As an aside, extract_ has an underscore since it conflicts with an IVy keyword.

The incorporate action sets all the keys in the interval [lo,hi) to match the shard s. Because of the way shard.value is defined, this means that keys not present in the shard’s array are set to 0.

Implementation

The implementation of hash_table actually uses an ordered map rather than a hash table. This is because we need to be able to efficiently iterate over an interval of keys to extract a shard. Ordered maps are provided by the ordered_map module in collections. Here is the relevant part of the interface:

module ordered_map(key,value) = {

    action set(nkey:key.t,v:value)
    action get(k:key.t) returns (v:value)
    action erase(lo:key.iter.t,hi:key.iter.t)
    action lub(it:key.iter.t) returns (res:key.iter.t)
    action next(it:key.iter.t) returns (res:key.iter.t)

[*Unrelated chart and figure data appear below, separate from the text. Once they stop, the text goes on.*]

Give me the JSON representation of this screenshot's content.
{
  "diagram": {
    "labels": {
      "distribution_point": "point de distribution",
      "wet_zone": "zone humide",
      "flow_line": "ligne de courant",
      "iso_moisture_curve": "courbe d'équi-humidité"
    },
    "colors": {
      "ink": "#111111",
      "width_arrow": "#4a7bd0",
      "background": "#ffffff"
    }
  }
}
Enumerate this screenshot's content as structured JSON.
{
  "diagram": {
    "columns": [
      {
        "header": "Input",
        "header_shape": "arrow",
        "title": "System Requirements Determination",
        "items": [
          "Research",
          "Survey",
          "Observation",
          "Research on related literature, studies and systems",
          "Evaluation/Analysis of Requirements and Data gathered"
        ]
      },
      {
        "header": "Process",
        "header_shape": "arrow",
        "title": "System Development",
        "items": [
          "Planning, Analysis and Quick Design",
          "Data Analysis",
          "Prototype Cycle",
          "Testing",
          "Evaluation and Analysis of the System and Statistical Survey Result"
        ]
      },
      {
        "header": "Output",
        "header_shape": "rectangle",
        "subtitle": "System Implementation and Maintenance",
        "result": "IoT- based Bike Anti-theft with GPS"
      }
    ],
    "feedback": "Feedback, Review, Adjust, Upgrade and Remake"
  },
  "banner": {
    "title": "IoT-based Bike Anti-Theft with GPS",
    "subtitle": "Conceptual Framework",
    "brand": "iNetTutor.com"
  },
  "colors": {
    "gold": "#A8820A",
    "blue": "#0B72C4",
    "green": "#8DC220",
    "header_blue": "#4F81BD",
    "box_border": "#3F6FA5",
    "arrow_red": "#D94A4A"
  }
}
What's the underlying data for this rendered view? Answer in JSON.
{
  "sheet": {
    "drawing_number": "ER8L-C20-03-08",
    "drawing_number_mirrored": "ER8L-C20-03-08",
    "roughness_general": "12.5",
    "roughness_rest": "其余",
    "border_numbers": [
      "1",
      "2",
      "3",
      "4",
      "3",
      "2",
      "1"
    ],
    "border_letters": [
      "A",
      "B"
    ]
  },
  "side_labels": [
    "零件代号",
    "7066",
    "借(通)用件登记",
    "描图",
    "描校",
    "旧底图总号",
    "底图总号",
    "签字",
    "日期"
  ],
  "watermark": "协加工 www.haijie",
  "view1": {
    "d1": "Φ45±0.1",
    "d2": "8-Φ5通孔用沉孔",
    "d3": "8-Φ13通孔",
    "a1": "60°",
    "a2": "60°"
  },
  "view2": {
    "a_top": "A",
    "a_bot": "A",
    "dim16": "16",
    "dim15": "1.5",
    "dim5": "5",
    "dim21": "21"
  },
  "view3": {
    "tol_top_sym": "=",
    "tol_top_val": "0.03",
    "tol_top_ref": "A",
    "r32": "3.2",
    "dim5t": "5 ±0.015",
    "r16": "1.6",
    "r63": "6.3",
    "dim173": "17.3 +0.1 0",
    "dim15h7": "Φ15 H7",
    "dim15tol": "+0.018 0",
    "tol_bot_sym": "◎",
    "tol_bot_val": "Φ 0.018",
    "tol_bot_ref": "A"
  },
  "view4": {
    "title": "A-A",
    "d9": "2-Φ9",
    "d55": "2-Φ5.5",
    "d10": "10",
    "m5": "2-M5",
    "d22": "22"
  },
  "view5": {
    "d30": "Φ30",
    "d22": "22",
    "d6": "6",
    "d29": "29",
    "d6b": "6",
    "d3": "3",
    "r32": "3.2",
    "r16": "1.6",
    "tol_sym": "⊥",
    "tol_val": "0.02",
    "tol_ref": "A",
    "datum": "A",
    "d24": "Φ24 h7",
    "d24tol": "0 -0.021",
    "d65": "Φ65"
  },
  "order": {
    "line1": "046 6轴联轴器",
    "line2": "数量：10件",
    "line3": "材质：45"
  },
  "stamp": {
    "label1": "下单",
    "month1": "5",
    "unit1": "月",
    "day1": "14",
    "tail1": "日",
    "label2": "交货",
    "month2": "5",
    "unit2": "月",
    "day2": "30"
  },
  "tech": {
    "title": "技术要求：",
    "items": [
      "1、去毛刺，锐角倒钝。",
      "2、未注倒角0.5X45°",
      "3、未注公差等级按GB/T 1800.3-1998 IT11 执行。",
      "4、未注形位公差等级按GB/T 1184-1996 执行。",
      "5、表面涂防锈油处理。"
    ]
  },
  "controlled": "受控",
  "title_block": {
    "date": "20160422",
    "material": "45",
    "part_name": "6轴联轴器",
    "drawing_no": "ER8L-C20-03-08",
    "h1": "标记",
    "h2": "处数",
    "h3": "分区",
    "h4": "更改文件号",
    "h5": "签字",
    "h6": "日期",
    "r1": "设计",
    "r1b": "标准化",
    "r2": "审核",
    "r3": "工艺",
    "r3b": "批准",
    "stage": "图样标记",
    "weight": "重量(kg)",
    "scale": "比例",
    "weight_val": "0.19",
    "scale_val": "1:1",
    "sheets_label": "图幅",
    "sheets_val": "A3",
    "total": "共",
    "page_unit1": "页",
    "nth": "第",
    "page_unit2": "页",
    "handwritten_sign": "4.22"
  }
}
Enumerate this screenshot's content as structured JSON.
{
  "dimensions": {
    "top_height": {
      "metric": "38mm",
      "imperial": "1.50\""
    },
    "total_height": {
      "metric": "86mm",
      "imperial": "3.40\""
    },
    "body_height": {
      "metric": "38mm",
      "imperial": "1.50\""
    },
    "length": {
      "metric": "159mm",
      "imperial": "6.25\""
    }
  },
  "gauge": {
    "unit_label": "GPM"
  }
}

    relation contains(K:key.t)
    relation maps(K:key.t,V:value)
    ...

The set and get actions are as usual. The erase action removes an interval [lo,hi) of keys. The lub action returns an iterator to the least key in the set greater than or equal to it, or end if there is none. The next action is similar but returns the least key greater than it. These operations are implemented in the standard library using the map template in the C++ standard template library. This makes set, get, lub and next O(log n), while erase is O(m + log n), where m is the number of keys in the interval.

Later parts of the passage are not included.